Tristan bateu na porta. Foi Keith quem a abriu.
Ele piscou de surpresa. "Sr. Reid?"
Tristan não parou. Entrou direto. "Qual andar?"
Keith respondeu rapidamente, "Segundo andar, lado esquerdo, segundo quarto voltado para o sol. O chefe já deve ter ido dormir."
Tristan hesitou por um segundo. "É. Ele tem se revirado esperando por mim."
Os lábios de Keith se contraíram. Aquilo... soou meio estranho?
Enquanto ele tentava assimilar, Tristan já tinha subido as escadas. Um segundo depois, Keith ouviu a porta fechar e sentiu um calafrio—era pra ser um daqueles encontros de rapazes tarde da noite?
Lá dentro, Tristan tirou o casaco e se acomodou na cadeira de vime como se fosse o dono do lugar.
Karl foi até o bar, pegou um saca-rolhas borboleta e abriu uma garrafa absurdamente cara de vinho tinto.
Ele olhou para trás. "Quer uma taça?"
Antes que Tristan pudesse responder, Karl deu uma risadinha. "Ah, é verdade, esqueci. Você está dirigindo."
Tristan cruzou uma perna sobre a outra, aparentando estar relaxado e um pouco arrogante. "No pior dos casos, eu durmo aqui. O quê, com medo que eu dê em cima de você?"
Karl tomou seu vinho de uma golada só, depois reclamou: "Tristan, você é um caso perdido. Sério, você é o pior."
Tristan deu um sorrisinho de lado. "Está irritado agora, né?"
"Com toda certeza." Karl praticamente rosnou.

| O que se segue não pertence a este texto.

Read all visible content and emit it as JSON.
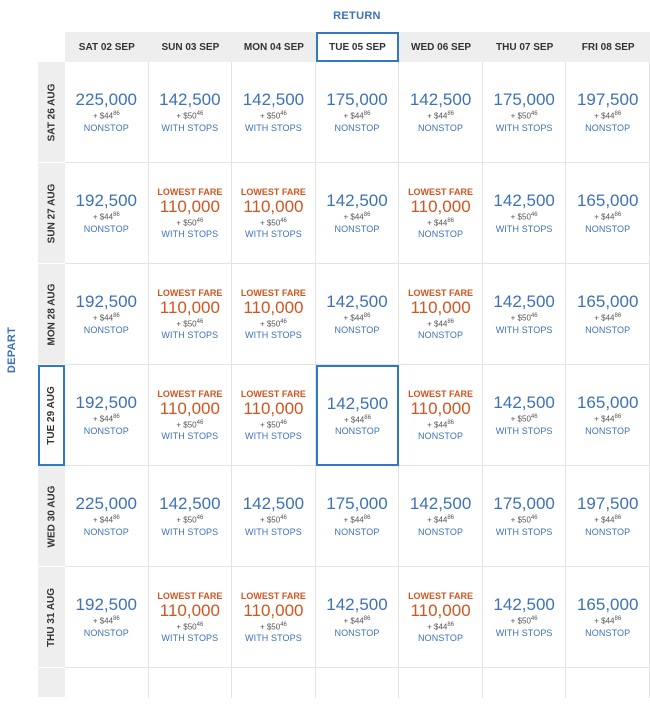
{
  "labels": {
    "return": "RETURN",
    "depart": "DEPART",
    "lowest_fare": "LOWEST FARE"
  },
  "selected": {
    "return_index": 3,
    "depart_index": 3
  },
  "return_dates": [
    "SAT 02 SEP",
    "SUN 03 SEP",
    "MON 04 SEP",
    "TUE 05 SEP",
    "WED 06 SEP",
    "THU 07 SEP",
    "FRI 08 SEP"
  ],
  "depart_dates": [
    "SAT 26 AUG",
    "SUN 27 AUG",
    "MON 28 AUG",
    "TUE 29 AUG",
    "WED 30 AUG",
    "THU 31 AUG"
  ],
  "rows": [
    [
      {
        "miles": "225,000",
        "tax_prefix": "+ $",
        "tax_int": "44",
        "tax_cents": "86",
        "stops": "NONSTOP",
        "lowest": false
      },
      {
        "miles": "142,500",
        "tax_prefix": "+ $",
        "tax_int": "50",
        "tax_cents": "46",
        "stops": "WITH STOPS",
        "lowest": false
      },
      {
        "miles": "142,500",
        "tax_prefix": "+ $",
        "tax_int": "50",
        "tax_cents": "46",
        "stops": "WITH STOPS",
        "lowest": false
      },
      {
        "miles": "175,000",
        "tax_prefix": "+ $",
        "tax_int": "44",
        "tax_cents": "86",
        "stops": "NONSTOP",
        "lowest": false
      },
      {
        "miles": "142,500",
        "tax_prefix": "+ $",
        "tax_int": "44",
        "tax_cents": "86",
        "stops": "NONSTOP",
        "lowest": false
      },
      {
        "miles": "175,000",
        "tax_prefix": "+ $",
        "tax_int": "50",
        "tax_cents": "46",
        "stops": "WITH STOPS",
        "lowest": false
      },
      {
        "miles": "197,500",
        "tax_prefix": "+ $",
        "tax_int": "44",
        "tax_cents": "86",
        "stops": "NONSTOP",
        "lowest": false
      }
    ],
    [
      {
        "miles": "192,500",
        "tax_prefix": "+ $",
        "tax_int": "44",
        "tax_cents": "86",
        "stops": "NONSTOP",
        "lowest": false
      },
      {
        "miles": "110,000",
        "tax_prefix": "+ $",
        "tax_int": "50",
        "tax_cents": "46",
        "stops": "WITH STOPS",
        "lowest": true
      },
      {
        "miles": "110,000",
        "tax_prefix": "+ $",
        "tax_int": "50",
        "tax_cents": "46",
        "stops": "WITH STOPS",
        "lowest": true
      },
      {
        "miles": "142,500",
        "tax_prefix": "+ $",
        "tax_int": "44",
        "tax_cents": "86",
        "stops": "NONSTOP",
        "lowest": false
      },
      {
        "miles": "110,000",
        "tax_prefix": "+ $",
        "tax_int": "44",
        "tax_cents": "86",
        "stops": "NONSTOP",
        "lowest": true
      },
      {
        "miles": "142,500",
        "tax_prefix": "+ $",
        "tax_int": "50",
        "tax_cents": "46",
        "stops": "WITH STOPS",
        "lowest": false
      },
      {
        "miles": "165,000",
        "tax_prefix": "+ $",
        "tax_int": "44",
        "tax_cents": "86",
        "stops": "NONSTOP",
        "lowest": false
      }
    ],
    [
      {
        "miles": "192,500",
        "tax_prefix": "+ $",
        "tax_int": "44",
        "tax_cents": "86",
        "stops": "NONSTOP",
        "lowest": false
      },
      {
        "miles": "110,000",
        "tax_prefix": "+ $",
        "tax_int": "50",
        "tax_cents": "46",
        "stops": "WITH STOPS",
        "lowest": true
      },
      {
        "miles": "110,000",
        "tax_prefix": "+ $",
        "tax_int": "50",
        "tax_cents": "46",
        "stops": "WITH STOPS",
        "lowest": true
      },
      {
        "miles": "142,500",
        "tax_prefix": "+ $",
        "tax_int": "44",
        "tax_cents": "86",
        "stops": "NONSTOP",
        "lowest": false
      },
      {
        "miles": "110,000",
        "tax_prefix": "+ $",
        "tax_int": "44",
        "tax_cents": "86",
        "stops": "NONSTOP",
        "lowest": true
      },
      {
        "miles": "142,500",
        "tax_prefix": "+ $",
        "tax_int": "50",
        "tax_cents": "46",
        "stops": "WITH STOPS",
        "lowest": false
      },
      {
        "miles": "165,000",
        "tax_prefix": "+ $",
        "tax_int": "44",
        "tax_cents": "86",
        "stops": "NONSTOP",
        "lowest": false
      }
    ],
    [
      {
        "miles": "192,500",
        "tax_prefix": "+ $",
        "tax_int": "44",
        "tax_cents": "86",
        "stops": "NONSTOP",
        "lowest": false
      },
      {
        "miles": "110,000",
        "tax_prefix": "+ $",
        "tax_int": "50",
        "tax_cents": "46",
        "stops": "WITH STOPS",
        "lowest": true
      },
      {
        "miles": "110,000",
        "tax_prefix": "+ $",
        "tax_int": "50",
        "tax_cents": "46",
        "stops": "WITH STOPS",
        "lowest": true
      },
      {
        "miles": "142,500",
        "tax_prefix": "+ $",
        "tax_int": "44",
        "tax_cents": "86",
        "stops": "NONSTOP",
        "lowest": false
      },
      {
        "miles": "110,000",
        "tax_prefix": "+ $",
        "tax_int": "44",
        "tax_cents": "86",
        "stops": "NONSTOP",
        "lowest": true
      },
      {
        "miles": "142,500",
        "tax_prefix": "+ $",
        "tax_int": "50",
        "tax_cents": "46",
        "stops": "WITH STOPS",
        "lowest": false
      },
      {
        "miles": "165,000",
        "tax_prefix": "+ $",
        "tax_int": "44",
        "tax_cents": "86",
        "stops": "NONSTOP",
        "lowest": false
      }
    ],
    [
      {
        "miles": "225,000",
        "tax_prefix": "+ $",
        "tax_int": "44",
        "tax_cents": "86",
        "stops": "NONSTOP",
        "lowest": false
      },
      {
        "miles": "142,500",
        "tax_prefix": "+ $",
        "tax_int": "50",
        "tax_cents": "46",
        "stops": "WITH STOPS",
        "lowest": false
      },
      {
        "miles": "142,500",
        "tax_prefix": "+ $",
        "tax_int": "50",
        "tax_cents": "46",
        "stops": "WITH STOPS",
        "lowest": false
      },
      {
        "miles": "175,000",
        "tax_prefix": "+ $",
        "tax_int": "44",
        "tax_cents": "86",
        "stops": "NONSTOP",
        "lowest": false
      },
      {
        "miles": "142,500",
        "tax_prefix": "+ $",
        "tax_int": "44",
        "tax_cents": "86",
        "stops": "NONSTOP",
        "lowest": false
      },
      {
        "miles": "175,000",
        "tax_prefix": "+ $",
        "tax_int": "50",
        "tax_cents": "46",
        "stops": "WITH STOPS",
        "lowest": false
      },
      {
        "miles": "197,500",
        "tax_prefix": "+ $",
        "tax_int": "44",
        "tax_cents": "86",
        "stops": "NONSTOP",
        "lowest": false
      }
    ],
    [
      {
        "miles": "192,500",
        "tax_prefix": "+ $",
        "tax_int": "44",
        "tax_cents": "86",
        "stops": "NONSTOP",
        "lowest": false
      },
      {
        "miles": "110,000",
        "tax_prefix": "+ $",
        "tax_int": "50",
        "tax_cents": "46",
        "stops": "WITH STOPS",
        "lowest": true
      },
      {
        "miles": "110,000",
        "tax_prefix": "+ $",
        "tax_int": "50",
        "tax_cents": "46",
        "stops": "WITH STOPS",
        "lowest": true
      },
      {
        "miles": "142,500",
        "tax_prefix": "+ $",
        "tax_int": "44",
        "tax_cents": "86",
        "stops": "NONSTOP",
        "lowest": false
      },
      {
        "miles": "110,000",
        "tax_prefix": "+ $",
        "tax_int": "44",
        "tax_cents": "86",
        "stops": "NONSTOP",
        "lowest": true
      },
      {
        "miles": "142,500",
        "tax_prefix": "+ $",
        "tax_int": "50",
        "tax_cents": "46",
        "stops": "WITH STOPS",
        "lowest": false
      },
      {
        "miles": "165,000",
        "tax_prefix": "+ $",
        "tax_int": "44",
        "tax_cents": "86",
        "stops": "NONSTOP",
        "lowest": false
      }
    ]
  ],
  "colors": {
    "accent": "#3d72b8",
    "lowest": "#d2551f",
    "selected_border": "#2f79c5",
    "header_bg": "#eeeeee"
  }
}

"Era exatamente isso que eu queria," disse Tristan, arrastando as palavras enquanto pegava um cigarro e abria o isqueiro. "Se importa se eu fumar? Sabia que não se importaria."
Ele acendeu o cigarro, a brasa vermelha piscando como se estivesse queimando tudo o que ficou engarrafado dentro dele.
Karl lhe lançou um olhar cortante e chamou Keith para pegar um café.
Ele estendeu a mão para pegar seu próprio maço de cigarros no balcão—vazio. Frustrado, foi até Tristan e pegou um do maço dele.
Tristan abriu o isqueiro novamente, a chama iluminando enquanto Karl se inclinava para acender seu cigarro—justo quando Keith entrou.
Keith congelou, imediatamente pensando, espera, no que eu acabei de entrar?
Ele fechou a porta como se tivesse visto um fantasma.
Karl explodiu, "Keith! Tá querendo morrer? Nunca ouviu falar em bater na porta?!"
Keith pigarreou, meio sem jeito. "Seu café tá pronto."
"Traga aqui."
Keith respirou fundo, entrou, colocou a xícara no balcão e saiu apressado como se sua vida dependesse disso.
Karl se recostou no banco, soltou uma baforada de fumaça e perguntou, "O que tá te incomodando?"
Tristan deu uma longa tragada antes de apagar o cigarro no cinzeiro. "Nathaniel disse que a maldição do amor em mim vai ativar daqui a cinco meses. Eu morro, Megan não. É verdade?"
Karl soltou um suspiro silencioso. "É verdade."
"Mas você me disse antes—se um morre, o outro morre; se um vive, o outro vive."
"Nos primeiros oito meses, sim. Mas depois disso, fica cruel."
Tristan ficou em silêncio por um tempo. "Não conte à Megan. Não quero que ela se preocupe."
Karl o viu se preparando para sair e apagou o cigarro também. "Eu disse que ia te ajudar a se curar."
Tristan deu um sorriso suave. "Não se isso custar a sua vida. Nesse caso, não quero."
Karl cerrou os punhos. "Ela está esperando um filho seu. Ela precisa de um marido. Essa criança precisa de um pai."
Tristan baixou os olhos, o rosto sem expressão. Depois de uma longa pausa, olhou para cima e disse: "Só me ajuda a esconder isso dela. Não quero que as últimas lembranças que ela tenha de mim sejam de lágrimas."
Sem dizer mais nada, ele se virou e saiu. "Tristan! Não vá embora!" Karl rosnou, a voz baixa e tensa. "Você está simplesmente abandonando eles?"
"Eu quero ficar—mas não posso! Se eu morrer, pelo menos não vou carregar a culpa de arrastá-los comigo!"